Fact box – central concepts
What is DORA?
The Digital Operational Resilience Act (DORA) is an EU regulation that aims to strengthen the digital resilience of financial services. It ensures that financial institutions can withstand and manage cyberattacks and other forms of IT-related disruption.
DORA is part of the EU’s wider Digital Finance Package initiative, which was presented in 2020. The EU adopted the regulation in 2022.
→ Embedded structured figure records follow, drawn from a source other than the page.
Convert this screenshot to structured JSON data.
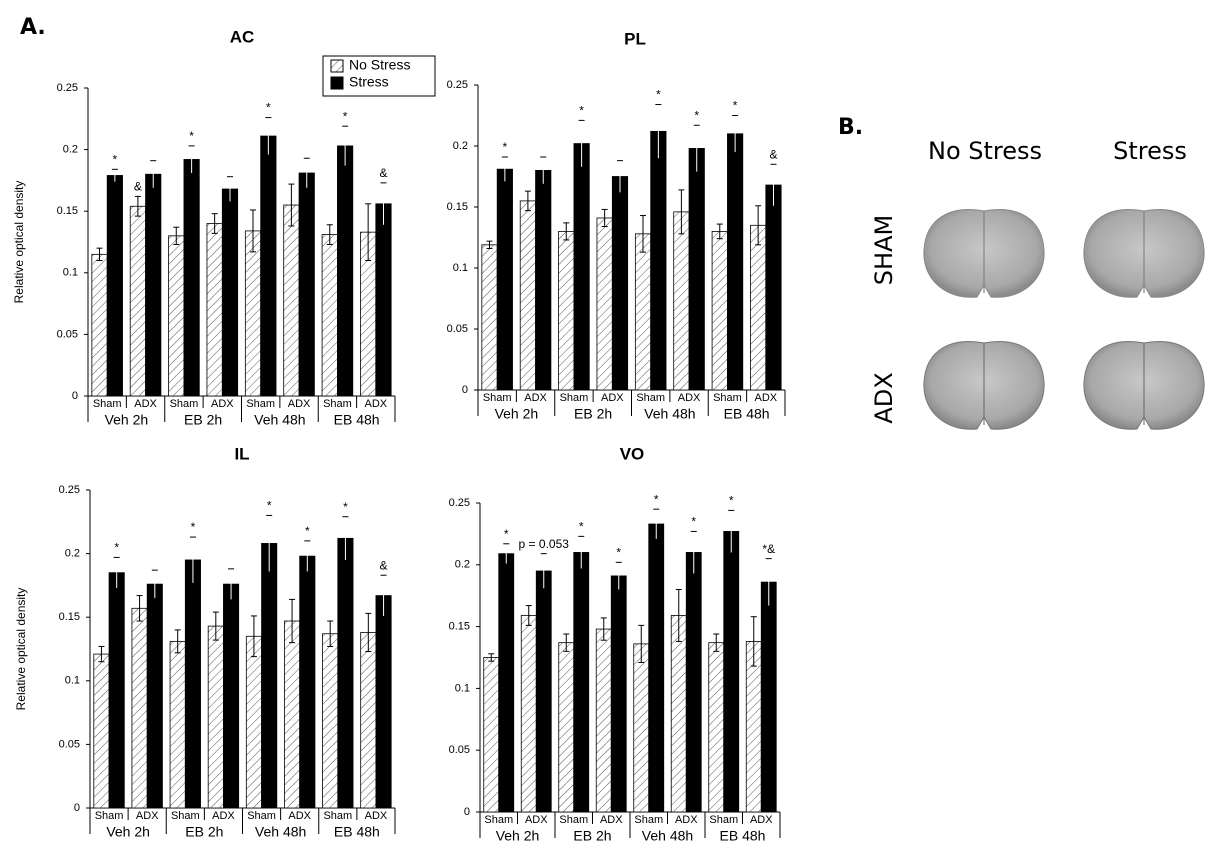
{
  "figure": {
    "panel_a_label": "A.",
    "panel_b_label": "B.",
    "column_labels": [
      "No Stress",
      "Stress"
    ],
    "row_labels": [
      "SHAM",
      "ADX"
    ]
  },
  "chart_data": [
    {
      "type": "bar",
      "title": "AC",
      "y_label": "Relative optical density",
      "legend": "upper right",
      "categories": [
        "Sham",
        "ADX",
        "Sham",
        "ADX",
        "Sham",
        "ADX",
        "Sham",
        "ADX"
      ],
      "groups": [
        "Veh 2h",
        "EB 2h",
        "Veh 48h",
        "EB 48h"
      ],
      "ylim": [
        0,
        0.25
      ],
      "yticks": [
        0,
        0.05,
        0.1,
        0.15,
        0.2,
        0.25
      ],
      "series": [
        {
          "name": "No Stress",
          "color": "#ffffff",
          "hatch": true,
          "values": [
            0.115,
            0.154,
            0.13,
            0.14,
            0.134,
            0.155,
            0.131,
            0.133
          ],
          "errors": [
            0.005,
            0.008,
            0.007,
            0.008,
            0.017,
            0.017,
            0.008,
            0.023
          ],
          "labels": [
            null,
            "&",
            null,
            null,
            null,
            null,
            null,
            null
          ]
        },
        {
          "name": "Stress",
          "color": "#000000",
          "hatch": false,
          "values": [
            0.179,
            0.18,
            0.192,
            0.168,
            0.211,
            0.181,
            0.203,
            0.156
          ],
          "errors": [
            0.005,
            0.011,
            0.011,
            0.01,
            0.015,
            0.012,
            0.016,
            0.017
          ],
          "labels": [
            "*",
            null,
            "*",
            null,
            "*",
            null,
            "*",
            "&"
          ]
        }
      ]
    },
    {
      "type": "bar",
      "title": "PL",
      "categories": [
        "Sham",
        "ADX",
        "Sham",
        "ADX",
        "Sham",
        "ADX",
        "Sham",
        "ADX"
      ],
      "groups": [
        "Veh 2h",
        "EB 2h",
        "Veh 48h",
        "EB 48h"
      ],
      "ylim": [
        0,
        0.25
      ],
      "yticks": [
        0,
        0.05,
        0.1,
        0.15,
        0.2,
        0.25
      ],
      "series": [
        {
          "color": "#ffffff",
          "hatch": true,
          "values": [
            0.119,
            0.155,
            0.13,
            0.141,
            0.128,
            0.146,
            0.13,
            0.135
          ],
          "errors": [
            0.003,
            0.008,
            0.007,
            0.007,
            0.015,
            0.018,
            0.006,
            0.016
          ]
        },
        {
          "color": "#000000",
          "hatch": false,
          "values": [
            0.181,
            0.18,
            0.202,
            0.175,
            0.212,
            0.198,
            0.21,
            0.168
          ],
          "errors": [
            0.01,
            0.011,
            0.019,
            0.013,
            0.022,
            0.019,
            0.015,
            0.017
          ],
          "labels": [
            "*",
            null,
            "*",
            null,
            "*",
            "*",
            "*",
            "&"
          ]
        }
      ]
    },
    {
      "type": "bar",
      "title": "IL",
      "y_label": "Relative optical density",
      "categories": [
        "Sham",
        "ADX",
        "Sham",
        "ADX",
        "Sham",
        "ADX",
        "Sham",
        "ADX"
      ],
      "groups": [
        "Veh 2h",
        "EB 2h",
        "Veh 48h",
        "EB 48h"
      ],
      "ylim": [
        0,
        0.25
      ],
      "yticks": [
        0,
        0.05,
        0.1,
        0.15,
        0.2,
        0.25
      ],
      "series": [
        {
          "color": "#ffffff",
          "hatch": true,
          "values": [
            0.121,
            0.157,
            0.131,
            0.143,
            0.135,
            0.147,
            0.137,
            0.138
          ],
          "errors": [
            0.006,
            0.01,
            0.009,
            0.011,
            0.016,
            0.017,
            0.01,
            0.015
          ]
        },
        {
          "color": "#000000",
          "hatch": false,
          "values": [
            0.185,
            0.176,
            0.195,
            0.176,
            0.208,
            0.198,
            0.212,
            0.167
          ],
          "errors": [
            0.012,
            0.011,
            0.018,
            0.012,
            0.022,
            0.012,
            0.017,
            0.016
          ],
          "labels": [
            "*",
            null,
            "*",
            null,
            "*",
            "*",
            "*",
            "&"
          ]
        }
      ]
    },
    {
      "type": "bar",
      "title": "VO",
      "categories": [
        "Sham",
        "ADX",
        "Sham",
        "ADX",
        "Sham",
        "ADX",
        "Sham",
        "ADX"
      ],
      "groups": [
        "Veh 2h",
        "EB 2h",
        "Veh 48h",
        "EB 48h"
      ],
      "ylim": [
        0,
        0.25
      ],
      "yticks": [
        0,
        0.05,
        0.1,
        0.15,
        0.2,
        0.25
      ],
      "series": [
        {
          "color": "#ffffff",
          "hatch": true,
          "values": [
            0.125,
            0.159,
            0.137,
            0.148,
            0.136,
            0.159,
            0.137,
            0.138
          ],
          "errors": [
            0.003,
            0.008,
            0.007,
            0.009,
            0.015,
            0.021,
            0.007,
            0.02
          ]
        },
        {
          "color": "#000000",
          "hatch": false,
          "values": [
            0.209,
            0.195,
            0.21,
            0.191,
            0.233,
            0.21,
            0.227,
            0.186
          ],
          "errors": [
            0.008,
            0.014,
            0.013,
            0.011,
            0.012,
            0.017,
            0.017,
            0.019
          ],
          "labels": [
            "*",
            "p = 0.053",
            "*",
            "*",
            "*",
            "*",
            "*",
            "*&"
          ]
        }
      ]
    }
  ]
}
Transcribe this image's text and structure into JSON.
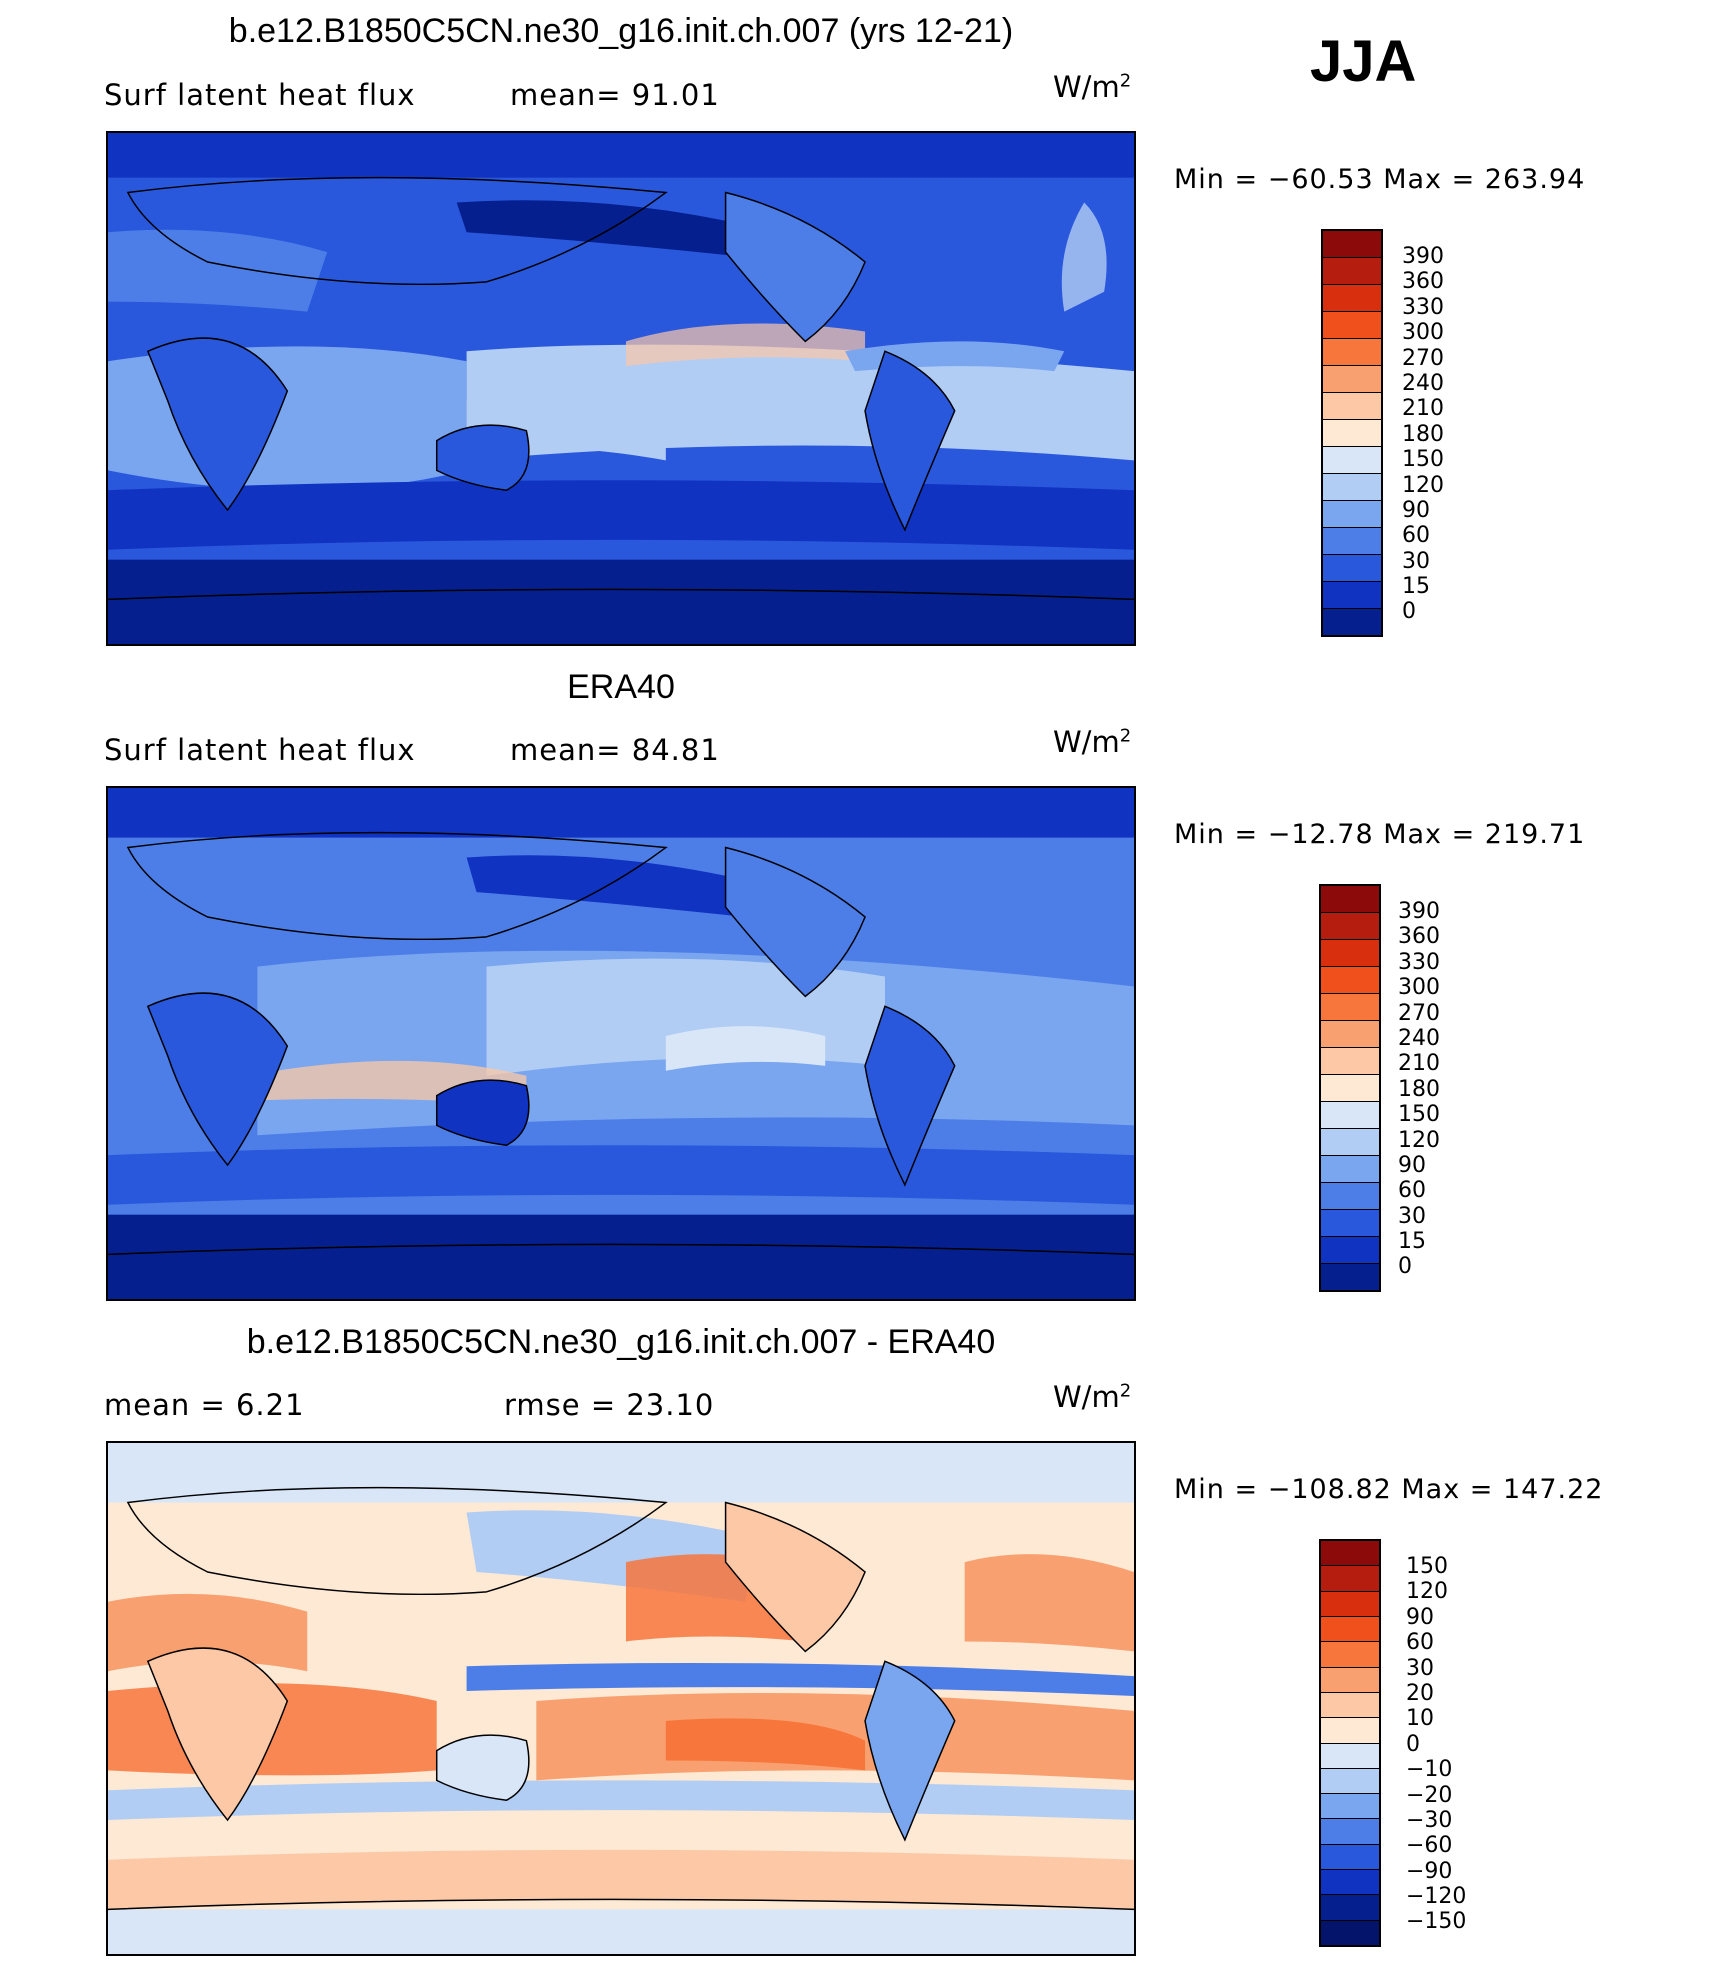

DORA act ensures that financial institutions have robust IT systems and procedures in place to protect themselves against IT threats and risks that could affect their operations and stability. It applies to a wide range of financial actors, including banks, insurance companies, investment firms, and payment providers, as well as their IT suppliers and third-party service providers.
The key elements of DORA include:
- Risk monitoring and management: Financial institutions must implement systems to monitor, manage, and mitigate IT risks across their organisations.
- Incident handling: Organisations have to handle incidents and make the necessary reporting incidents to the relevant authorities within a short timeframe.
- Cybersecurity testing: Financial institutions must regularly test their IT systems to ensure they can withstand cyberattacks and other digital threats. (Read the ebook: ensuring cyber compliance with Dora)
- Third-party IT vendors: DORA also emphasises risk management concerning third-party IT vendors. Financial institutions must ensure that their IT suppliers meet the same standards for IT security.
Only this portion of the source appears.